Geothermal startup Fervo Energy to raise up to $1.3B in IPO

Geothermal startup Fervo Energy to raise up to $1.3B in IPO


Geothermal energy is having its moment on Wall Street. Fervo Energy, the enhanced geothermal startup backed by some of Silicon Valley’s biggest names, just filed to raise up to $1.3 billion in what could become one of 2026’s largest climate tech public debuts. The company’s targeting a valuation of $6.5 billion, a bold bet that investors are ready to pour capital into next-generation clean energy infrastructure that goes far beyond solar and wind.

Fervo Energy is making a calculated bet that Wall Street is ready to embrace geothermal energy as the next frontier in climate tech. The Houston-based startup filed its IPO paperwork, targeting up to $1.3 billion in what would mark one of the most significant clean energy public offerings since the renewable energy boom began.

The timing isn’t accidental. Enhanced geothermal systems, or EGS, have emerged as a potential solution to one of clean energy’s biggest problems: providing constant, reliable baseload power without fossil fuels. Unlike solar panels that go dark at night or wind turbines that stall when the breeze dies, geothermal plants can run 24/7, tapping heat from deep underground.

That’s become increasingly valuable as tech giants scramble to power their AI data centers. Google, Microsoft, and Amazon have all signed massive power purchase agreements for clean energy, but they need electricity that flows constantly, not just when the sun shines. Fervo’s technology – which uses horizontal drilling techniques borrowed from the fracking industry to access geothermal heat in places previously considered unviable – promises exactly that.

The $6.5 billion target valuation represents a substantial premium for a company that’s still in relatively early commercial deployment.
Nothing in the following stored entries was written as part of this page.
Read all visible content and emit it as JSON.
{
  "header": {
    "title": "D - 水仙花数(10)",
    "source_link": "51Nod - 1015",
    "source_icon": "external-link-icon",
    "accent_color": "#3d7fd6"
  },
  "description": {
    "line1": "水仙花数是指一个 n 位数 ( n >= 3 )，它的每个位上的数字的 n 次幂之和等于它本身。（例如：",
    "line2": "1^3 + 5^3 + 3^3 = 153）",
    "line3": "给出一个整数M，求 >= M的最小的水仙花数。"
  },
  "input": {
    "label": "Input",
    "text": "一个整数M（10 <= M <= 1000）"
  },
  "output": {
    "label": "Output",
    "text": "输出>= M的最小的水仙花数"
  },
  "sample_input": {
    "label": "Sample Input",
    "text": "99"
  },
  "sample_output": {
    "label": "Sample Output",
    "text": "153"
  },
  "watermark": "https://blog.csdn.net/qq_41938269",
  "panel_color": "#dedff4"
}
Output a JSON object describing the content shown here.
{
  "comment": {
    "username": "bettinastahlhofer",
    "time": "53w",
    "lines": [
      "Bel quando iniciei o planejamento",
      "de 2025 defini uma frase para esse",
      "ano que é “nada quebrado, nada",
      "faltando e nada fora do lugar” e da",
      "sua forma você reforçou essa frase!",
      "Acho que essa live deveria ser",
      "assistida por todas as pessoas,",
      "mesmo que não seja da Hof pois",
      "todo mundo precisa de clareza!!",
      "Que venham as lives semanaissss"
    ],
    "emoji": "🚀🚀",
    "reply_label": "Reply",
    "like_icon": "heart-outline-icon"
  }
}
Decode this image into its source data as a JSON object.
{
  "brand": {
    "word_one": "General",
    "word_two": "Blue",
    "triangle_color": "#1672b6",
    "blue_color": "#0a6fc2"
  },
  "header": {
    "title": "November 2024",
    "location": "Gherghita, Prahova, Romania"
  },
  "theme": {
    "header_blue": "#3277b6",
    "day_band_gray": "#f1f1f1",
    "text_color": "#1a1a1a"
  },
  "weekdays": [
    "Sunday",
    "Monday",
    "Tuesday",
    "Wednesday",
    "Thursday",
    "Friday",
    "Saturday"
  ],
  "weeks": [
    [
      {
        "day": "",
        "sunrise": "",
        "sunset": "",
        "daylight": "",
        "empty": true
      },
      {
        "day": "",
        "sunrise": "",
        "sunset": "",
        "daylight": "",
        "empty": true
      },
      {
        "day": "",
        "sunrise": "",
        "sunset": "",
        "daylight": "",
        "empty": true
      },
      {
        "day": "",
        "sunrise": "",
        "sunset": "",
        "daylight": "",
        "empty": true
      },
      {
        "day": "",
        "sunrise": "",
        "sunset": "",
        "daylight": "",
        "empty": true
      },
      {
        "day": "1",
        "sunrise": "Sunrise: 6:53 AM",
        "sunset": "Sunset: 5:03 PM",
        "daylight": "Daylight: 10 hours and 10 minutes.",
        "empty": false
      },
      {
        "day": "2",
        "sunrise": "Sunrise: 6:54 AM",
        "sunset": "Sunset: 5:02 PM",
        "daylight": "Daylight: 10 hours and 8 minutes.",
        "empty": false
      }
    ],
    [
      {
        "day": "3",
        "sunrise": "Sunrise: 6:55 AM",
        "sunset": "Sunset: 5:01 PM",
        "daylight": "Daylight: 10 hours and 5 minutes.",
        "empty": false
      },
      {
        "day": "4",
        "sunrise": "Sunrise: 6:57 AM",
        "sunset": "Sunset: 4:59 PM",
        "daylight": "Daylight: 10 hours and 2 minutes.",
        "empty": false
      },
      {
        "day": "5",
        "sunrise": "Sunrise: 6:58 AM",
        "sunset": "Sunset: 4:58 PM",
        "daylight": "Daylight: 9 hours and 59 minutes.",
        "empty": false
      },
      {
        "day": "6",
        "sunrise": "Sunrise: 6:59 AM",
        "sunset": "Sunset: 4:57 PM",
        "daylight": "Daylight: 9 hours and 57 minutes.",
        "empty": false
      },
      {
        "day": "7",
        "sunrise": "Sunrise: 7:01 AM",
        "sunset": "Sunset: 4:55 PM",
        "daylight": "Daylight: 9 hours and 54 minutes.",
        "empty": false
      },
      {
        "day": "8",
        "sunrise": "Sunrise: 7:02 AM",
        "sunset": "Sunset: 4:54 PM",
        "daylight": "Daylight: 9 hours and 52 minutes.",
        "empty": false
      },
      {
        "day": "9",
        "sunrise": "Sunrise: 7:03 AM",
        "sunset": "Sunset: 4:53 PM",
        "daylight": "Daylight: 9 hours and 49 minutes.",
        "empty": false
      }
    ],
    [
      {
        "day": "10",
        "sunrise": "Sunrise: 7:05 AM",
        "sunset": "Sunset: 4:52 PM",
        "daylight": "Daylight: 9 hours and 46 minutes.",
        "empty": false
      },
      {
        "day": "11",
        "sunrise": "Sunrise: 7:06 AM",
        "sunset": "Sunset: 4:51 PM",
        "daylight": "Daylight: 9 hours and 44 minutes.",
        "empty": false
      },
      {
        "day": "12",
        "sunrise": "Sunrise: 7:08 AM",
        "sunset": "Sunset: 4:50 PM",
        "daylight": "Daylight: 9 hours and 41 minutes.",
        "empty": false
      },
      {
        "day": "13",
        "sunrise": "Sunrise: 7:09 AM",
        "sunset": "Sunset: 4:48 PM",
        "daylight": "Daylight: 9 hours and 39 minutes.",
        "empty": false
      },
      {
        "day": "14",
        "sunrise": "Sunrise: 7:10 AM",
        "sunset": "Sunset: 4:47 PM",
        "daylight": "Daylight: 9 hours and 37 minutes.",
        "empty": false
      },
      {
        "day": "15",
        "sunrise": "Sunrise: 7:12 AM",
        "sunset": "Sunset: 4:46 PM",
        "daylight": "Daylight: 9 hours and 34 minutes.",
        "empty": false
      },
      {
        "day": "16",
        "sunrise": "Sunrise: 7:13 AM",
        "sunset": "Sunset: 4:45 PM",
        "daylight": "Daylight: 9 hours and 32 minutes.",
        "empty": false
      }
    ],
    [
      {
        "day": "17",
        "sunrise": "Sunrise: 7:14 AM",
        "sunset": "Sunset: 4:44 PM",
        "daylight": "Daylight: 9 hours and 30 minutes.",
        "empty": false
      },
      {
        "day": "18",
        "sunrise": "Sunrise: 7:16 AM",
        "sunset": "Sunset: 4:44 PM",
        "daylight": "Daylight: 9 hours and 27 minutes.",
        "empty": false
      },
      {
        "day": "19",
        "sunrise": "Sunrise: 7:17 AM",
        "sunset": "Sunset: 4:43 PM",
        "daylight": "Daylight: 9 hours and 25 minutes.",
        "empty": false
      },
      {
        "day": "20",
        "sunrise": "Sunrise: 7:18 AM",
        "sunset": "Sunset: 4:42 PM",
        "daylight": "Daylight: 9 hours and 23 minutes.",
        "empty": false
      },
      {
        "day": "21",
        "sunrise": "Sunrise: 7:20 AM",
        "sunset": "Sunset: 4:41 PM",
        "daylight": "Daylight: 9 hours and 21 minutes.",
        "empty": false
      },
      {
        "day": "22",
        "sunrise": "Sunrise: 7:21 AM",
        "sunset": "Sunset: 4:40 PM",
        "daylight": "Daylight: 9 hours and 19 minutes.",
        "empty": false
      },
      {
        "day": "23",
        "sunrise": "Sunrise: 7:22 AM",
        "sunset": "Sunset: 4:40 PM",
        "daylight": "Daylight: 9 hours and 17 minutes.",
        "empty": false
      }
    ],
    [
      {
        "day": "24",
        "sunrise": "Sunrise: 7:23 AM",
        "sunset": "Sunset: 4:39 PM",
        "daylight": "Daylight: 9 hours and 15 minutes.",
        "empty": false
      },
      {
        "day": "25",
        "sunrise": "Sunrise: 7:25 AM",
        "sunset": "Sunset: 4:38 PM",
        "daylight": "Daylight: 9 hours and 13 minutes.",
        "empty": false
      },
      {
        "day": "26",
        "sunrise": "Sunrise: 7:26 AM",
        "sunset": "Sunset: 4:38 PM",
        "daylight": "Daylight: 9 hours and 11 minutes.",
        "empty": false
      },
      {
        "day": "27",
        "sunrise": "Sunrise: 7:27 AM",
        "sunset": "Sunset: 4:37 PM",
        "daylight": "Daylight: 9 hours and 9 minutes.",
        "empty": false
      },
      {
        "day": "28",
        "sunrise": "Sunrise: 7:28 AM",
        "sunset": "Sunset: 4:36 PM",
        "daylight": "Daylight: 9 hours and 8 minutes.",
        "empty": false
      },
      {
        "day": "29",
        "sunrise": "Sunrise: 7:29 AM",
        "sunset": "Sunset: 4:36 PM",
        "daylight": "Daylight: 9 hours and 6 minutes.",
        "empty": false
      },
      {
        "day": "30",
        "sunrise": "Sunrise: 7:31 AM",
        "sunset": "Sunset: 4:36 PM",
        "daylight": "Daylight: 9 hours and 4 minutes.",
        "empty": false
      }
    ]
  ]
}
But it reflects broader market enthusiasm for climate infrastructure that can deliver both decarbonization and energy security. Traditional geothermal has been limited to volcanic regions with naturally occurring steam, but enhanced systems like Fervo’s could theoretically work almost anywhere if you drill deep enough.

Fervo has already secured high-profile customers and partnerships that validate its technology. The company operates a demonstration project in Nevada and has agreements to supply power to Google data centers, providing real-world proof that enhanced geothermal can work at commercial scale. That’s a crucial differentiator from earlier climate tech IPOs that went public with more promise than performance.

The IPO comes as climate tech funding has rebounded after a brutal 2023-2024 period when many startups struggled to raise capital. Venture investors pulled back from the sector after high-profile failures and longer-than-expected timelines for technologies to reach commercial viability. But infrastructure-heavy climate solutions with contracted revenue streams have proven more resilient than software-focused climate startups.

Geothermal energy requires massive upfront capital – drilling wells costs tens of millions of dollars before generating a single kilowatt – but once operational, plants can run for decades with relatively low operating costs. That capital-intensive, long-duration model appeals to institutional investors looking for stable, inflation-protected returns tied to essential infrastructure.

The public offering also positions Fervo to compete more aggressively as enhanced geothermal attracts both startups and established energy companies. The Department of Energy has invested heavily in advancing EGS technology, while companies from oil and gas drilling specialists to utilities are exploring how to apply existing expertise to geothermal development.

Underwriters and pricing details weren’t disclosed in the initial filing, but the deal size suggests major investment banks are confident they can find buyers. Climate tech IPOs have been hit-or-miss in recent years, with some like electric vehicle charging companies struggling post-listing while others have maintained momentum. Fervo’s success or failure could influence whether other capital-intensive climate infrastructure companies pursue public markets or stick with private funding.

What happens next depends partly on market conditions when Fervo actually prices its offering, but also on whether the company can articulate a clear path from its current projects to scaled deployment that justifies the valuation. Investors will want to see customer pipelines, cost reduction roadmaps, and evidence that enhanced geothermal can compete economically with other clean energy sources without indefinite subsidies.

Fervo Energy’s IPO filing represents a crucial test for climate tech’s ability to attract public market capital at meaningful scale. If the company successfully raises $1.3 billion and sustains investor confidence post-listing, it could open the floodgates for other infrastructure-heavy climate solutions that have struggled to find adequate funding. But the real validation won’t come from Wall Street’s initial enthusiasm – it’ll come from whether Fervo can deliver on the promise of making enhanced geothermal a mainstream energy source that powers everything from data centers to cities. The sector’s watching closely, because the outcome will shape climate infrastructure investment for years to come.